Sur la question de l’enrichissement de l’uranium iranien, la Turquie et le Brésil n’ont fait que reprendre à leur compte une proposition des USA visant à faire enrichir l’uranium à 20% - celui destiné aux applications médicales – par un pays tiers. Que les Etats-Unis se soient ensuite scandalisés de cet accord ne doit pas faire oublier ce fait capital.  D’ailleurs la Turquie  n’a pas d’industrie nucléaire  et elle en est à aspirer à construire deux réacteurs qu’elle commandera probablement à la Russie. Elle ne pourra servir que de point de passage à l’uranium avant et après enrichissement et sert au mieux à occulter aux yeux de médias décidément bien peu curieux que l’enrichissement aura lieu en France. La France qui ne craignant pas les acrobaties de langage pourra en même temps livrer à l’Iran de l’uranium seulement enrichi à 20% et donc sans possibilité d’utilisation militaire et crier  partout que l’Iran a un programme nucléaire militaire caché.
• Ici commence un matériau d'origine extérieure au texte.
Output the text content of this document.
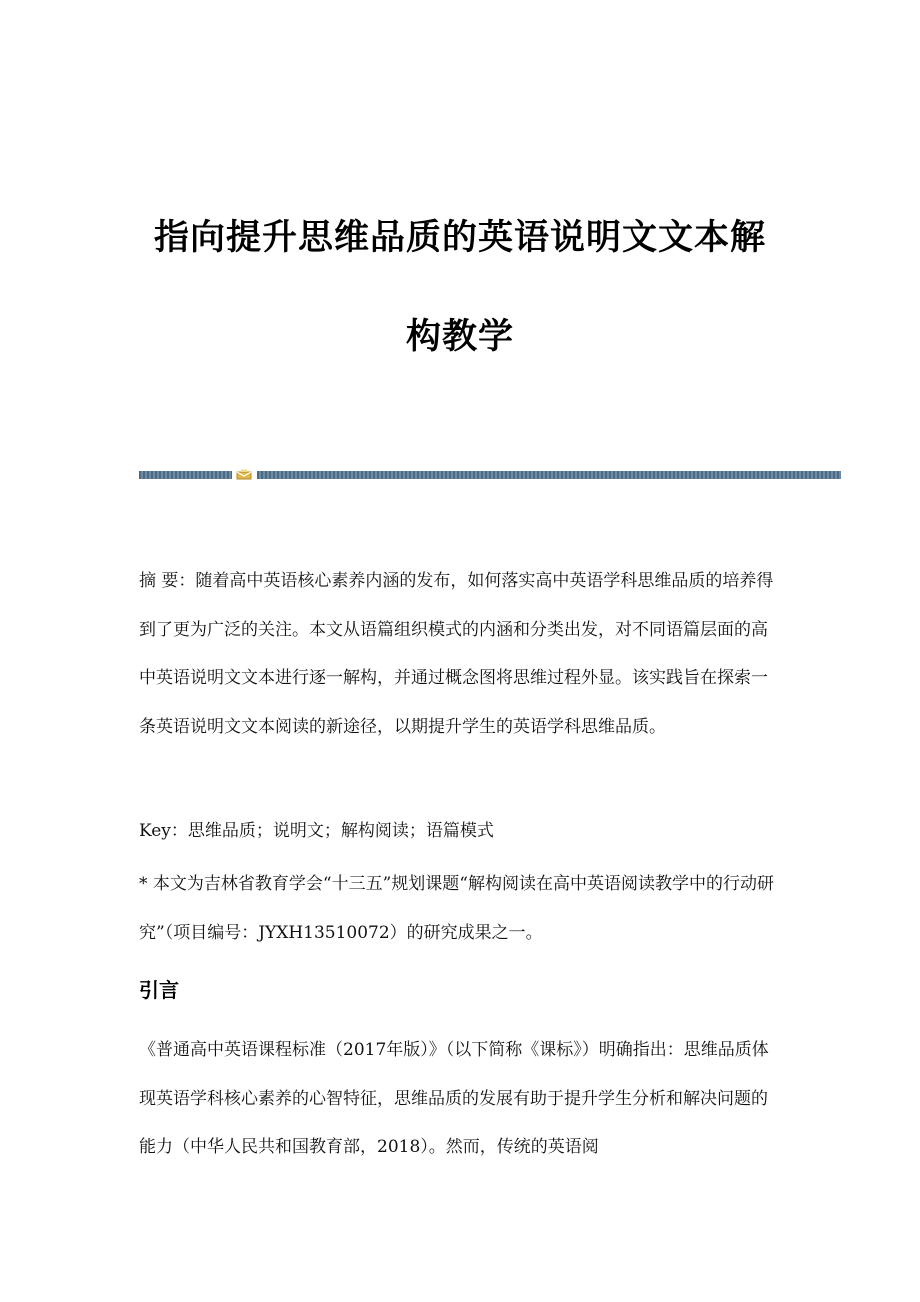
指向提升思维品质的英语说明文文本解
构教学
摘 要：随着高中英语核心素养内涵的发布，如何落实高中英语学科思维品质的培养得到了更为广泛的关注。本文从语篇组织模式的内涵和分类出发，对不同语篇层面的高中英语说明文文本进行逐一解构，并通过概念图将思维过程外显。该实践旨在探索一条英语说明文文本阅读的新途径，以期提升学生的英语学科思维品质。
Key：思维品质；说明文；解构阅读；语篇模式
* 本文为吉林省教育学会“十三五”规划课题“解构阅读在高中英语阅读教学中的行动研究”（项目编号：JYXH13510072）的研究成果之一。
引言
《普通高中英语课程标准（2017年版）》（以下简称《课标》）明确指出：思维品质体现英语学科核心素养的心智特征，思维品质的发展有助于提升学生分析和解决问题的能力（中华人民共和国教育部，2018）。然而，传统的英语阅
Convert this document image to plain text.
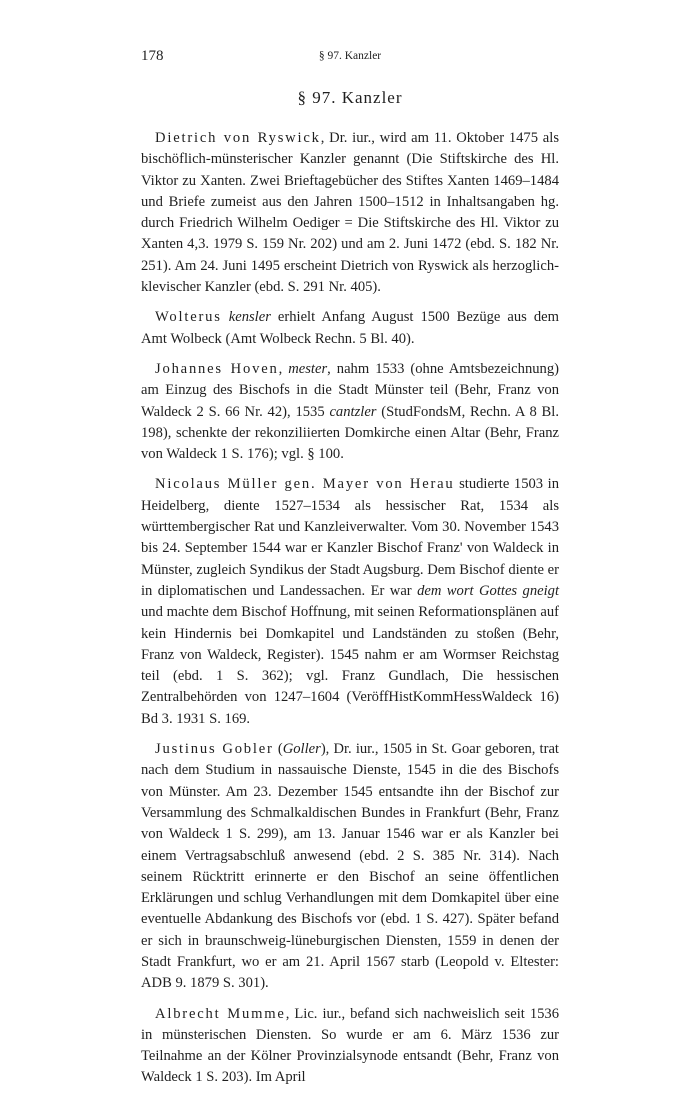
178	§ 97. Kanzler
§ 97. Kanzler

Dietrich von Ryswick, Dr. iur., wird am 11. Oktober 1475 als bischöflich-münsterischer Kanzler genannt (Die Stiftskirche des Hl. Viktor zu Xanten. Zwei Brieftagebücher des Stiftes Xanten 1469–1484 und Briefe zumeist aus den Jahren 1500–1512 in Inhaltsangaben hg. durch Friedrich Wilhelm Oediger = Die Stiftskirche des Hl. Viktor zu Xanten 4,3. 1979 S. 159 Nr. 202) und am 2. Juni 1472 (ebd. S. 182 Nr. 251). Am 24. Juni 1495 erscheint Dietrich von Ryswick als herzoglich-klevischer Kanzler (ebd. S. 291 Nr. 405).

Wolterus kensler erhielt Anfang August 1500 Bezüge aus dem Amt Wolbeck (Amt Wolbeck Rechn. 5 Bl. 40).

Johannes Hoven, mester, nahm 1533 (ohne Amtsbezeichnung) am Einzug des Bischofs in die Stadt Münster teil (Behr, Franz von Waldeck 2 S. 66 Nr. 42), 1535 cantzler (StudFondsM, Rechn. A 8 Bl. 198), schenkte der rekonziliierten Domkirche einen Altar (Behr, Franz von Waldeck 1 S. 176); vgl. § 100.

Nicolaus Müller gen. Mayer von Herau studierte 1503 in Heidelberg, diente 1527–1534 als hessischer Rat, 1534 als württembergischer Rat und Kanzleiverwalter. Vom 30. November 1543 bis 24. September 1544 war er Kanzler Bischof Franz' von Waldeck in Münster, zugleich Syndikus der Stadt Augsburg. Dem Bischof diente er in diplomatischen und Landessachen. Er war dem wort Gottes gneigt und machte dem Bischof Hoffnung, mit seinen Reformationsplänen auf kein Hindernis bei Domkapitel und Landständen zu stoßen (Behr, Franz von Waldeck, Register). 1545 nahm er am Wormser Reichstag teil (ebd. 1 S. 362); vgl. Franz Gundlach, Die hessischen Zentralbehörden von 1247–1604 (VeröffHistKommHessWaldeck 16) Bd 3. 1931 S. 169.

Justinus Gobler (Goller), Dr. iur., 1505 in St. Goar geboren, trat nach dem Studium in nassauische Dienste, 1545 in die des Bischofs von Münster. Am 23. Dezember 1545 entsandte ihn der Bischof zur Versammlung des Schmalkaldischen Bundes in Frankfurt (Behr, Franz von Waldeck 1 S. 299), am 13. Januar 1546 war er als Kanzler bei einem Vertragsabschluß anwesend (ebd. 2 S. 385 Nr. 314). Nach seinem Rücktritt erinnerte er den Bischof an seine öffentlichen Erklärungen und schlug Verhandlungen mit dem Domkapitel über eine eventuelle Abdankung des Bischofs vor (ebd. 1 S. 427). Später befand er sich in braunschweig-lüneburgischen Diensten, 1559 in denen der Stadt Frankfurt, wo er am 21. April 1567 starb (Leopold v. Eltester: ADB 9. 1879 S. 301).

Albrecht Mumme, Lic. iur., befand sich nachweislich seit 1536 in münsterischen Diensten. So wurde er am 6. März 1536 zur Teilnahme an der Kölner Provinzialsynode entsandt (Behr, Franz von Waldeck 1 S. 203). Im April
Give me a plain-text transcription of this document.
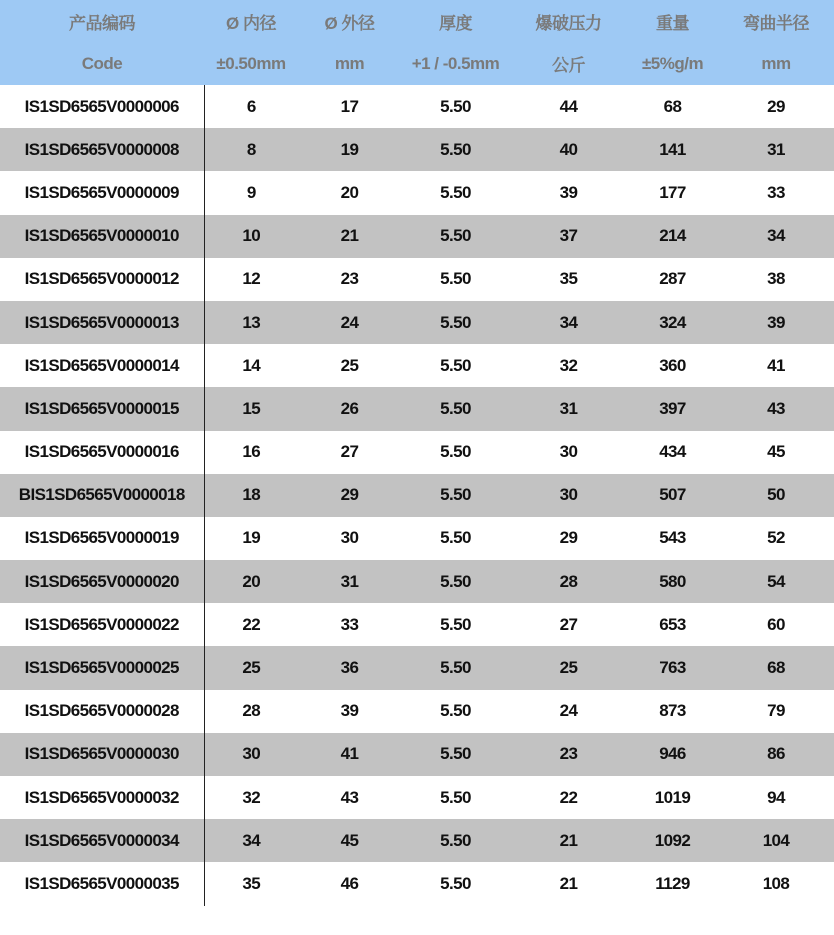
产品编码	Ø 内径	Ø 外径	厚度	爆破压力	重量	弯曲半径
Code	±0.50mm	mm	+1 / -0.5mm	公斤	±5%g/m	mm
IS1SD6565V0000006	6	17	5.50	44	68	29
IS1SD6565V0000008	8	19	5.50	40	141	31
IS1SD6565V0000009	9	20	5.50	39	177	33
IS1SD6565V0000010	10	21	5.50	37	214	34
IS1SD6565V0000012	12	23	5.50	35	287	38
IS1SD6565V0000013	13	24	5.50	34	324	39
IS1SD6565V0000014	14	25	5.50	32	360	41
IS1SD6565V0000015	15	26	5.50	31	397	43
IS1SD6565V0000016	16	27	5.50	30	434	45
BIS1SD6565V0000018	18	29	5.50	30	507	50
IS1SD6565V0000019	19	30	5.50	29	543	52
IS1SD6565V0000020	20	31	5.50	28	580	54
IS1SD6565V0000022	22	33	5.50	27	653	60
IS1SD6565V0000025	25	36	5.50	25	763	68
IS1SD6565V0000028	28	39	5.50	24	873	79
IS1SD6565V0000030	30	41	5.50	23	946	86
IS1SD6565V0000032	32	43	5.50	22	1019	94
IS1SD6565V0000034	34	45	5.50	21	1092	104
IS1SD6565V0000035	35	46	5.50	21	1129	108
La Turquie membre influent et historique du camp occidental.

C’est ce que démontre sa très ancienne adhésion à l’OTAN et à l’OCDE (1952).

La Turquie n’est pas en train de sortir du bloc occidental et elle vise simplement à accroitre son influence régionale dans le cadre de ce qui se révèle progressivement être une multipolarité bien tempérée qui convient  aux plus perspicaces des dirigeants actuels de Washington.

Ceux-ci essaient de s’infiltrer dans la tendance générale à la multipolarité pour éviter que celle-ci se développe contre eux. Ainsi, le récent accord de coopération militaire Brésil-Etats-Unis  est un moyen d’éviter que le nouveau leadership du Brésil en Amérique du Sud ne s’affirme comme une opposition résolue aux gringos. Il ne s’agit plus pour Washington  de faire barrage à la multipolarité mais de la canaliser. Signe d’affaiblissement sans doute mais manifestation forte d’une ferme détermination à ne pas sortir du jeu.

Dans ce nouveau scénario, la Turquie s’est vue attribuer un rôle très important : celui de faire pièce à l’influence régionale de l’Iran qui est et reste  le véritable cauchemar de l’alliance US/ISRAEL.

Si l’attaque de la flottille peut donner l’illusion aux dirigeants du Hezbollah comme à ceux du Hamas comme au régime syrien que la Turquie est désormais leur plus fidèle soutien elle aura été une réussite et les stratèges de la « multipolarité bien tempérée » auront réutilisé à leur avantage la vieille rivalité historique entre la Perse et l’Empire Ottoman. 

Mais ces mêmes dirigeants savent bien que l’ennemi choisi par l’Empire c’est l’Iran alors que  la Turquie est et reste un ami autant qu’un vassal.

 L’attaque de la flottille est intervenue alors que se déroulait à  partir de la Crète  sous le nom  de MINOAS 2010 un exercice aérien entre l’armée de l’air israélienne et l’armée de l’air grecque dont l’objectif était le suivant : permettre à l’aviation israélienne de faire échec aux missiles anti missiles russes S300  qui sont aujourd’hui installés en Grèce et que l’Iran doit acquérir prochainement. A l’annonce de l’attaque de la flottille, le gouvernement Papandréou a suspendu les  manœuvres qui devaient continuer jusqu’au 3 Juin mais il avait donné son accord car la Grèce membre de l’OTAN comme la Turquie depuis 1952  sait bien que l’ennemi officiel de l’Empire  reste plus que jamais l’Iran et que dans l’état où les banques l’ont mise, elle ne peut rien refuser à Washington.